Pourquoi est-il si difficile d’accorder un piano?

Un clavier de piano compte 88 touches soit 7 octaves de 12 demi-tons plus 4 demi-tons. Pour «monter» une note d'un octave, il faut multiplier sa fréquence par deux. Donc pour passer du do le plus grave au do le plus aigu, il faut multiplier la fréquence du do grave sept fois par 2 ce qui revient à la multiplier par 2 puissance 7.

Or 7 octaves contiennent exactement 12 quintes. Pour monter une note d'une quinte il faut multiplier sa fréquence par 1,5. Donc par cette méthode, à partir de la fréquence du do grave multipliée par 1,5 puissance 12, on obtient la fréquence du do le plus aigu.

Or, 2 puissance 7 n'est pas égal à 1,5 puissance 12. Et la différence est même grande puisque 2 puissance 7 est égal à 128 et 1,5 puissance 12 est égal à 129,746.

Sur une distance de 7 octaves, cela fait une différence de 48 Hz, ce qui est énorme sachant que l'écart entre deux tons voisins, dans les aigus varie entre 100 et 200 Hz.. A la hauteur du la 1760, cela fait quasiment 1/8 de ton. C'est là toute la différence entre le mode non tempéré qui se base sur des intervalles justes, mais pour une seule tonalité, et le mode tempéré, qui est un compromis d'intervalles non justes mais subjectivement perçus comme tels grâce au talent de l'accordeur.

En effet, si l'on se base sur le la 440, cela nous donne un la grave de 27,5 Hz (440/16) et donc un la aigu dont la fréquence est de 27,5X128 soit 3520 Hz. En utilisant la progression par quinte on obtient alors la fréquence de 27,5X129,746 soit approximativement 3568 Hz.

De plus, si l'on considère la division de Pythagore on obtient un intervalle entre chaque ton de la gamme de 9/8. Pour monter d'un octave il faut donc multiplier la fréquence par (9/8)6 car il y 6 tons dans la gamme. Et bien (9/8)6 n'est pas égal à 2 mais à 2.02728.

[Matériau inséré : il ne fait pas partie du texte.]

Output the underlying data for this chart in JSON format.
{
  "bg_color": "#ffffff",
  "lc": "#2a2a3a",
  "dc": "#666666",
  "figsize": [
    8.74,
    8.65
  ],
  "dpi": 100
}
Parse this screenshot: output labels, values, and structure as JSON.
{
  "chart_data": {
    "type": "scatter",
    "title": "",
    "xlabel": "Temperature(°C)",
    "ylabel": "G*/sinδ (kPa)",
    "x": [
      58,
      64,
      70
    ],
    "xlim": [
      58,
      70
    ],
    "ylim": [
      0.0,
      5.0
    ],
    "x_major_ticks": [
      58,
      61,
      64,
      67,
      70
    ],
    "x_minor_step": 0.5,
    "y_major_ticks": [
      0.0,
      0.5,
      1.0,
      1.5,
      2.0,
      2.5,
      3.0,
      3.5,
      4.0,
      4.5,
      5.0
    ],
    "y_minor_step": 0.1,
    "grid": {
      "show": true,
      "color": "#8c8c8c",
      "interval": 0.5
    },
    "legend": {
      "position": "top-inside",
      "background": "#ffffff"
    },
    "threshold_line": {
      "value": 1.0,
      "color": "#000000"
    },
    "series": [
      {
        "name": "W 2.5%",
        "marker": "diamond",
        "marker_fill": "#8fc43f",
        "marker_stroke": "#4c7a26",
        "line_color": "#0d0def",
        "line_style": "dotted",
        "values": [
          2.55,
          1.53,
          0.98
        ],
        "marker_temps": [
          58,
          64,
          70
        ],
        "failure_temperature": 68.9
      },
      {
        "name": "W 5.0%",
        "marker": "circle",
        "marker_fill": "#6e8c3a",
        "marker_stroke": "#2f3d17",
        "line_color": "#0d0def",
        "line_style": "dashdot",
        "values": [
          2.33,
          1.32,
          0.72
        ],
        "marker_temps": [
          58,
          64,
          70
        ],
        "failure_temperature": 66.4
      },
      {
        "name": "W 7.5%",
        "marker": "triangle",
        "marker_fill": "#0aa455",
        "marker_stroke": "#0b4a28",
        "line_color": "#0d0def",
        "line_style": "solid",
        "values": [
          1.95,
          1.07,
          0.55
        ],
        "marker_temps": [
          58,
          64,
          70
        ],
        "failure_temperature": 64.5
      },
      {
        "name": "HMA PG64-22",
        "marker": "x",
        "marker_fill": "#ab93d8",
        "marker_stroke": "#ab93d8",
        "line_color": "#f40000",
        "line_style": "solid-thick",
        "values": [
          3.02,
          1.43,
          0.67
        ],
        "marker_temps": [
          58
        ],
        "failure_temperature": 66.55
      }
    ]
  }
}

Dans le mode non tempéré, un fa# ne peut être équivalent à un solb puisqu'ils ne font pas partie de la même tonalité. D'où une contrainte certaine, avant l'adoption du mode tempéré (JS Bach): dans le choix d'un récital de clavecin, on ne pouvait programmer que des pièces de tonalités très proches, sous peine de devoir ré-accorder l'instrument entre chaque oeuvre. Aujourd'hui un pianiste joue ce qu'il veut sans avoir à se préoccuper de ce léger détail.